The above-described GUI command center enables an operator to view operations, printers and jobs at all servers in a printing network. Additionally, the operator may move print jobs from one server to another server.
FIG. 5 illustrates a computer system 500 on which data processing system 102 and/or servers 108 may be implemented. Computer system 500 includes a system bus 520 for communicating information, and a processor 510 coupled to bus 520 for processing information.
Computer system 500 further comprises a random access memory (RAM) or other dynamic storage device 525 (referred to herein as main memory), coupled to bus 520 for storing information and instructions to be executed by processor 510. Main memory 525 also may be used for storing temporary variables or other intermediate information during execution of instructions by processor 510. Computer system 500 also may include a read only memory (ROM) and or other static storage device 526 coupled to bus 520 for storing static information and instructions used by processor 510.
A data storage device 525 such as a magnetic disk or optical disc and its corresponding drive may also be coupled to computer system 500 for storing information and instructions. Computer system 500 can also be coupled to a second I/O bus 550 via an I/O interface 530. A plurality of I/O devices may be coupled to I/O bus 550, including a display device 524, an input device (e.g., an alphanumeric input device 523 and or a cursor control device 522). The communication device 521 is for accessing other computers (servers or clients). The communication device 521 may comprise a modem, a network interface card, or other well-known interface device, such as those used for coupling to Ethernet, token ring, or other types of networks.
Embodiments of the invention may include various steps as set forth above. The steps may be embodied in machine-executable instructions. The instructions can be used to cause a general-purpose or special-purpose processor to perform certain steps. Alternatively, these steps may be performed by specific hardware components that contain hardwired logic for performing the steps, or by any combination of programmed computer components and custom hardware components.
Elements of the present invention may also be provided as a machine-readable medium for storing the machine-executable instructions. The machine-readable medium may include, but is not limited to, floppy diskettes, optical disks, CD-ROMs, and magneto-optical disks, ROMs, RAMs, EPROMs, EEPROMs, magnetic or optical cards, propagation media or other type of media/machine-readable medium suitable for storing electronic instructions. For example, the present invention may be downloaded as a computer program which may be transferred from a remote computer (e.g., a server) to a requesting computer (e.g., a client) by way of data signals embodied in a carrier wave or other propagation medium via a communication link (e.g., a modem or network connection).

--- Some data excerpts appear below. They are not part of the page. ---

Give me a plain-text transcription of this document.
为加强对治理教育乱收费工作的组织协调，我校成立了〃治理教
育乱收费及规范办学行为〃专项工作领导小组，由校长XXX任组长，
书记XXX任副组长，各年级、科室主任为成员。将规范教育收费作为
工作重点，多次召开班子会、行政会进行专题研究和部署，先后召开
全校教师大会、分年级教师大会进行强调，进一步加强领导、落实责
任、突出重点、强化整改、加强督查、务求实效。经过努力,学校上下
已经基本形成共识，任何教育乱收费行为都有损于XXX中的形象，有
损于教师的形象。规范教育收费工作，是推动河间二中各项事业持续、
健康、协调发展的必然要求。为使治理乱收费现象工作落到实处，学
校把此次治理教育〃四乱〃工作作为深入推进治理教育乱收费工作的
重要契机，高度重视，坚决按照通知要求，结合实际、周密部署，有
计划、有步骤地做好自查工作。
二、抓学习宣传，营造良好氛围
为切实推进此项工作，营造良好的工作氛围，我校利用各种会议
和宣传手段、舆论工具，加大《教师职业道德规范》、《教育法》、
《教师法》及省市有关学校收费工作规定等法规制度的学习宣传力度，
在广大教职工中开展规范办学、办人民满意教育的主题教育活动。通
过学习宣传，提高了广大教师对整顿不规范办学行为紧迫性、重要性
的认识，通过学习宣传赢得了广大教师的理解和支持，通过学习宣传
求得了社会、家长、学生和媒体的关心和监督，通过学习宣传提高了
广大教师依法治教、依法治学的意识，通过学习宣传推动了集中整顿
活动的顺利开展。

Whereas many alterations and modifications of the present invention will no doubt become apparent to a person of ordinary skill in the art after having read the foregoing description, it is to be understood that any particular embodiment shown and described by way of illustration is in no way intended to be considered limiting. Therefore, references to details of various embodiments are not intended to limit the scope of the claims, which in themselves recite only those features regarded as essential to the invention.